С того страшного дня, когда грех, а с ним смерть вошли в мир, страдания от потери близких стали неотъемлемой частью человеческого существования. В то же время это горе в каком-то смысле не только личное переживание, но и проявление эгоизма. Нам никогда не познать всех глубин даже самого дорогого человека, а потому жалеем мы не умерших, а самих себя. «Как в воде лицо — к лицу, так сердце человека — к человеку» (Притч. 27:19). С другой стороны, скорбь об усопших все же больше, чем наше собственное отражение. Страдания могут разрушить все доброе, созданное за долгие годы в человеческой душе, только потому, что мы забываем: «Во всякой скорби их Он не оставлял их» (Исх. 63:9). Как постичь глубину сопереживания Божия? Лишь Тот, Кто бесконечно превосходит этот мир, способен полностью отождествиться с нами и понять наше отчаяние. Что может быть красноречивее одинокого Человека на высоком кресте, по обе стороны которого распяты злодеи? Слушайте, это о Нем плачет пророк: «Взгляните и посмотрите, есть ли болезнь, как моя болезнь, какая постигла меня, какую наслал на меня Господь в день пламенного гнева Своего?» (Плач. 1:12).

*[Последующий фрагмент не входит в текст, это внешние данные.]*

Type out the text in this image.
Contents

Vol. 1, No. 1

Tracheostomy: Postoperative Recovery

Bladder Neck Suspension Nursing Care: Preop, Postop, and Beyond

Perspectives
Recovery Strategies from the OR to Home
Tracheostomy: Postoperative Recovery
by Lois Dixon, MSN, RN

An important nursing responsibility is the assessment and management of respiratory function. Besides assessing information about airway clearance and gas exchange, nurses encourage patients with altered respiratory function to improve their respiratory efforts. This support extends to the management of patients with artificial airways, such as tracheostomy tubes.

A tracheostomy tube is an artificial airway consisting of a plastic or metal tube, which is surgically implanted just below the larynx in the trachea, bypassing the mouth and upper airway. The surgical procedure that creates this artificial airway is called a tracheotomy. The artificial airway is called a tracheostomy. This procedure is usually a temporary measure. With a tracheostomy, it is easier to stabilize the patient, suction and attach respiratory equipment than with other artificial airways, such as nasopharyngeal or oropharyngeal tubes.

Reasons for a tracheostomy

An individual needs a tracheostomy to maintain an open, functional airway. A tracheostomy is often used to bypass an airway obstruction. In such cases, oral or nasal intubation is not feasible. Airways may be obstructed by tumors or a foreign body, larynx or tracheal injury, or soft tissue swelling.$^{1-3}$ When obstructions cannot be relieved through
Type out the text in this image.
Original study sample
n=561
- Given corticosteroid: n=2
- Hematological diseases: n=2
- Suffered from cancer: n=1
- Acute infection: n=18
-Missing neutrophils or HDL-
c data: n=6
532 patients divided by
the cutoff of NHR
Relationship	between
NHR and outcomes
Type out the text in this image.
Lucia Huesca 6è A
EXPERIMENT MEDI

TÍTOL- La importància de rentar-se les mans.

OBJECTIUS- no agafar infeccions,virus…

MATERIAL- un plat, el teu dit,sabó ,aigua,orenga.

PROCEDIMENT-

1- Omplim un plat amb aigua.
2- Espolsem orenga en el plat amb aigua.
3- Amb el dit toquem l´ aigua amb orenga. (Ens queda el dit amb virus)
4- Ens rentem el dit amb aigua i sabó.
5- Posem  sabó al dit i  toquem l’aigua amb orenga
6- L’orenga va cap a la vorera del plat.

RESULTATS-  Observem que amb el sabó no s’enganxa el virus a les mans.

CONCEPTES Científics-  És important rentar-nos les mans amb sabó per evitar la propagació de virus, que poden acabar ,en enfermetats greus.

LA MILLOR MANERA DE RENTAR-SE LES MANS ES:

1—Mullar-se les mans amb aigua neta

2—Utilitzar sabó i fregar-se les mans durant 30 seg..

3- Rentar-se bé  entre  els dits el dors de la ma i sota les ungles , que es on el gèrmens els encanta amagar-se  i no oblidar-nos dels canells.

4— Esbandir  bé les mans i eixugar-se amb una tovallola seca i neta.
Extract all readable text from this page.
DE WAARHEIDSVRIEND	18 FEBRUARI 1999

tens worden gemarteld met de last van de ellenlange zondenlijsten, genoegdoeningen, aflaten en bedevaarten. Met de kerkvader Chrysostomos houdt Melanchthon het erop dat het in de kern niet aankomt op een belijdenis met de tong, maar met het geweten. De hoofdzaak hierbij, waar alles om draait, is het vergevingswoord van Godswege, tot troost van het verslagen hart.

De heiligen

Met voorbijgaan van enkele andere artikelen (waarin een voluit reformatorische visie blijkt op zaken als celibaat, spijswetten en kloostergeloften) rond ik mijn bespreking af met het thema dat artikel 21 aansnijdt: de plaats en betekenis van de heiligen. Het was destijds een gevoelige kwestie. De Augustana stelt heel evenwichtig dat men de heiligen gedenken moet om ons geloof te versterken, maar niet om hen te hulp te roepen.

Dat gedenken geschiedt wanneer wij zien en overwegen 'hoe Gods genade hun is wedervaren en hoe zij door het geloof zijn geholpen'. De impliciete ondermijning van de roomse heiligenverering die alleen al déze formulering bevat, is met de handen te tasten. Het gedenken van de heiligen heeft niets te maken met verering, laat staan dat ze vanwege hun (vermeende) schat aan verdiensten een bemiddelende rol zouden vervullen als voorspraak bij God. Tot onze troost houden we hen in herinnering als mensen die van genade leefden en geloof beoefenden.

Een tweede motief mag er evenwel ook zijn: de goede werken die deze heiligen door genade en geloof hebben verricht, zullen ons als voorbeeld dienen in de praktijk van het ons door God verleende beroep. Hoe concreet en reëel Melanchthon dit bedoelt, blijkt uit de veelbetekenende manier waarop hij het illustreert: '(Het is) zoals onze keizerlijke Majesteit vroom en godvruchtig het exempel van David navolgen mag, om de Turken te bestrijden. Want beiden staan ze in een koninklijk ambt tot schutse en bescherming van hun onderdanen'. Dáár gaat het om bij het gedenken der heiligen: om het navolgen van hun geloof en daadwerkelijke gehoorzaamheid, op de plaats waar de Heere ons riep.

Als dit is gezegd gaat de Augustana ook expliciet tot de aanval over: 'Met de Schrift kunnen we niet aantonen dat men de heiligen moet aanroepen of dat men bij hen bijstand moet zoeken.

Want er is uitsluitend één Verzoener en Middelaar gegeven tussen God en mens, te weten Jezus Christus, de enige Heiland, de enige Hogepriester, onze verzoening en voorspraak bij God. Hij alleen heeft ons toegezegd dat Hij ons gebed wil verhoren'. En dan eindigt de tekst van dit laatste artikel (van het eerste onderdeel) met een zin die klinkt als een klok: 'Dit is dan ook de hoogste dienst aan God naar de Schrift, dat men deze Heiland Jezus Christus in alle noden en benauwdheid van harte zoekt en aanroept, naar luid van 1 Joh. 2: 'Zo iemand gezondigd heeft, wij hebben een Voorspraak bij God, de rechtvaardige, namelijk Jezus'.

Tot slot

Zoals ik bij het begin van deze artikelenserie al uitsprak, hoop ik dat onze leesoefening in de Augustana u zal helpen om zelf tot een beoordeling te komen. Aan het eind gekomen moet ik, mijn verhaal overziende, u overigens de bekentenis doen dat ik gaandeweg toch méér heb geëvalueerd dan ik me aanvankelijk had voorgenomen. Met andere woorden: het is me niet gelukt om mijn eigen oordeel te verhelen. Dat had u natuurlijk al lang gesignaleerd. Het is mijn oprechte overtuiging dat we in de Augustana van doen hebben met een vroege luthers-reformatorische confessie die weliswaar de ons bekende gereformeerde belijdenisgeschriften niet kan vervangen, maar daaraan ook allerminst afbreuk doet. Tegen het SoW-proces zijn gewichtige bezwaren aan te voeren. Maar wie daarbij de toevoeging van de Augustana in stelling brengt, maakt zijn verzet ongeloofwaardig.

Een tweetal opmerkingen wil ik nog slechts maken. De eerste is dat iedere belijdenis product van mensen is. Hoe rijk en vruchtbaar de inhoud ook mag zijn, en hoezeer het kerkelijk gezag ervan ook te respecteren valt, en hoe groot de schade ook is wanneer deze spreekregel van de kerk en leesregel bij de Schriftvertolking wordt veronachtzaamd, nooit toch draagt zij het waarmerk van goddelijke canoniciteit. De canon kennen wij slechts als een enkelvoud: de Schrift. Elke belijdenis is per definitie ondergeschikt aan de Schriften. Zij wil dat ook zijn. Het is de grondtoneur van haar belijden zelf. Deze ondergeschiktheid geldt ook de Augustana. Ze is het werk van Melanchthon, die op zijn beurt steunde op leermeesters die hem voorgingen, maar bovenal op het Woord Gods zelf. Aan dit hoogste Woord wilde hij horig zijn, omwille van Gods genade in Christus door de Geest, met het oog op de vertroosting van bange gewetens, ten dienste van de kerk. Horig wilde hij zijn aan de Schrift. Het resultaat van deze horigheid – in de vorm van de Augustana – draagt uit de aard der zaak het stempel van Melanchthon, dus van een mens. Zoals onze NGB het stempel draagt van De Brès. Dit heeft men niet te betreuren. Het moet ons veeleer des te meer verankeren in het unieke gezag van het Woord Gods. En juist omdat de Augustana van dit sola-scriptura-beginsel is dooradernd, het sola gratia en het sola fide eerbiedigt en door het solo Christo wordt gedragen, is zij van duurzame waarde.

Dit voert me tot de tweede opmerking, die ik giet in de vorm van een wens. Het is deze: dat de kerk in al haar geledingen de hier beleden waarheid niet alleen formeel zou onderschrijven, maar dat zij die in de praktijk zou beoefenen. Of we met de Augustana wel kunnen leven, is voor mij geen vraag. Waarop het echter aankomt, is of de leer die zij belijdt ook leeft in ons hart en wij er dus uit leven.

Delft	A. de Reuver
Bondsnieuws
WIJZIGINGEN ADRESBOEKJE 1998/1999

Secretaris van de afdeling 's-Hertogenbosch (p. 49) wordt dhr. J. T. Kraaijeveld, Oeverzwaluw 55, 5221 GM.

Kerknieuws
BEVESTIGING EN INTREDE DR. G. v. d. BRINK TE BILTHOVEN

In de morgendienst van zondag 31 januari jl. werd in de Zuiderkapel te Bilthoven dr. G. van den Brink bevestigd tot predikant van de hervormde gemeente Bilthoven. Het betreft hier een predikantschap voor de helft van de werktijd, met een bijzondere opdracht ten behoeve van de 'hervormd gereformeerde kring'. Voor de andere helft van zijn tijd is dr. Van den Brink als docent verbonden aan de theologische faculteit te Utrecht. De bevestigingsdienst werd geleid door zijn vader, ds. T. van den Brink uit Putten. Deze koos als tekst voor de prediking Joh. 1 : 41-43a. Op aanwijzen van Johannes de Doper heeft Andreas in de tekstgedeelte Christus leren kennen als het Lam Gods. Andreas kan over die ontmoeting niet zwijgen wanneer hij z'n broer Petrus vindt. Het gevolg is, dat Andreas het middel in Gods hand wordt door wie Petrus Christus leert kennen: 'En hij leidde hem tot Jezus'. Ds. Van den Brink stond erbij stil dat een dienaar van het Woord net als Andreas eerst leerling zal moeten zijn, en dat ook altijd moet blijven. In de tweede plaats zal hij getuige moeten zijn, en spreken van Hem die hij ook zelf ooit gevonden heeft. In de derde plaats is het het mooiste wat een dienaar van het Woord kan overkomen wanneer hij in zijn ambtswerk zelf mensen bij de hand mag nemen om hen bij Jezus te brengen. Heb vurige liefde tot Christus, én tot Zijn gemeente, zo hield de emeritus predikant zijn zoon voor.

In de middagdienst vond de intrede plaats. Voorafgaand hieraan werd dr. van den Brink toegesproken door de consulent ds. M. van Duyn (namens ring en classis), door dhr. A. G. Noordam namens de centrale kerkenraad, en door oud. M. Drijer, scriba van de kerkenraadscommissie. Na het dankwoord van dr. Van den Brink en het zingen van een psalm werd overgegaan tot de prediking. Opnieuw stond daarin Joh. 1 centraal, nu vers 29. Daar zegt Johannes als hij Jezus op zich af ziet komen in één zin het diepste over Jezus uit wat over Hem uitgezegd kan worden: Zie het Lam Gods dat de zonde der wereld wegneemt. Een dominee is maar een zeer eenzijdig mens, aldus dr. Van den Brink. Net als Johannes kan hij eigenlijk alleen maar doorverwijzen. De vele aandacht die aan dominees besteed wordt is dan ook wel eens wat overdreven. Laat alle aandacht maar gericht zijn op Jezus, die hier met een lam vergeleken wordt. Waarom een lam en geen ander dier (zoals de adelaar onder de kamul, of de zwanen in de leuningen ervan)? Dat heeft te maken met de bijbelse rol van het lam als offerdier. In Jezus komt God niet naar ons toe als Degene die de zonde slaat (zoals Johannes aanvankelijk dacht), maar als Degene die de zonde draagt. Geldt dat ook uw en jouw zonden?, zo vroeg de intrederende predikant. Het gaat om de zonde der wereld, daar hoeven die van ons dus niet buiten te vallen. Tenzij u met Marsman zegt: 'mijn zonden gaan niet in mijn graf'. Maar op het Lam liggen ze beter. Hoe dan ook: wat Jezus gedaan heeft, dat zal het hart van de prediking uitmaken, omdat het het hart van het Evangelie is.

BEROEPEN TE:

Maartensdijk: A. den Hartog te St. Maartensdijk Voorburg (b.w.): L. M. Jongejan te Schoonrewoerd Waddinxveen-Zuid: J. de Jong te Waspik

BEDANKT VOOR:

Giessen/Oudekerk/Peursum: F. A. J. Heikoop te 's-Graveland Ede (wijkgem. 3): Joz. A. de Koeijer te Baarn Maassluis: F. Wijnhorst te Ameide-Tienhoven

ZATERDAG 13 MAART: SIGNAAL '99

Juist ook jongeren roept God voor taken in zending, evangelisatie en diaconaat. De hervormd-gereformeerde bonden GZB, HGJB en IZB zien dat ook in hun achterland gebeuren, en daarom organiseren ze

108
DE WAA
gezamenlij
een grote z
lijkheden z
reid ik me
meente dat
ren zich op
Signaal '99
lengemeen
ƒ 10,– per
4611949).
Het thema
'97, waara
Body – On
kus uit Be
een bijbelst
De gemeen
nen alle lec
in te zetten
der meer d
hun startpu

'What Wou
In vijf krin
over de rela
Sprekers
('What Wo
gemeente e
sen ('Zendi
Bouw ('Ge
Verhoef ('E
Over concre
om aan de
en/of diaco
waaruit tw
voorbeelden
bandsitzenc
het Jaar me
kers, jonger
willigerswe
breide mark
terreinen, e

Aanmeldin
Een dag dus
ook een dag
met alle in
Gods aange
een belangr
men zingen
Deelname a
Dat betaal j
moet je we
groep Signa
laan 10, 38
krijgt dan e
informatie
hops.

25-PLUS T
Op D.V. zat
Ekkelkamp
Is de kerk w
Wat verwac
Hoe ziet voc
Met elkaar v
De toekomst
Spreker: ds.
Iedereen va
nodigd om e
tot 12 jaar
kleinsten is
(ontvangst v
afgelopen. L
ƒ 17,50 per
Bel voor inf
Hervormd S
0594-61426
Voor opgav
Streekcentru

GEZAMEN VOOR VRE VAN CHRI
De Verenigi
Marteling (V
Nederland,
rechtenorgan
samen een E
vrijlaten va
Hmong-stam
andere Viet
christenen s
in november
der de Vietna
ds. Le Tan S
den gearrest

Стих, открывающий эту главу, напоминает нам, что Бог «показал пути Свои Моисею, сынам Израилевым — дела Свои». Через ужаснейшие страдания Спасителя на Голгофе и через боль, которую часто испытываем мы, Бог творит Свои великие дела. Моисей просил Господа показать ему Свои пути, и Тот ответил на молитвы пророка. Я верю всем сердцем, что во всем происходящем есть глубокий смысл, ибо каждое событие есть часть Замысла Божия.

Народ Израилев часто хотел видеть какое-нибудь яркое деяние Господа Бога (радостное — как вода из скалы или переход.

через Чермное море, или устрашающее — как истребление поклонявшихся золотому тельцу или сорокалетнее странствие). В молодости и мне казалось, что присутствие Божие можно заметить лишь в чудесных событиях Однако с возрастом ко мне пришло желание заглянуть дальше, чем в дела, и постичь хотя бы малую толику Божиих замыслов. Конечно, в этой жизни нам не удастся познать пути Господни во всей полноте, но нам достаточно известно о Его сущности, чтобы спокойно ждать счастливой встречи с Ним Все, что Бог рассказал о Себе, конкретно и недвусмысленно. «Тот, Который Сына Своего не пощадил, но предал Его за всех нас, как с Ним не дарует нам и всего?» (Рим. 8:32). Он знает о нас все. Он знает, что мы часто мучаемся и беспокоимся, и предлагает забыться в Его любви, найти утешение в звуке Его приближающихся шагов, радоваться грядущему блаженству. В Его руках нет плети, Он не тиран, сурово карающий за малейший проступок. «Надейтесь на Него во всякое время; изливайте пред Ним сердце ваше; Бог нам прибежище» (Па 61:9).

Он помнит о нас, Он заботится о нас, и только Он Сам знает, почему. Я же знаю, что Он любит и помнит меня, и даже в ту ночь, когда умер папа, Он был со мною.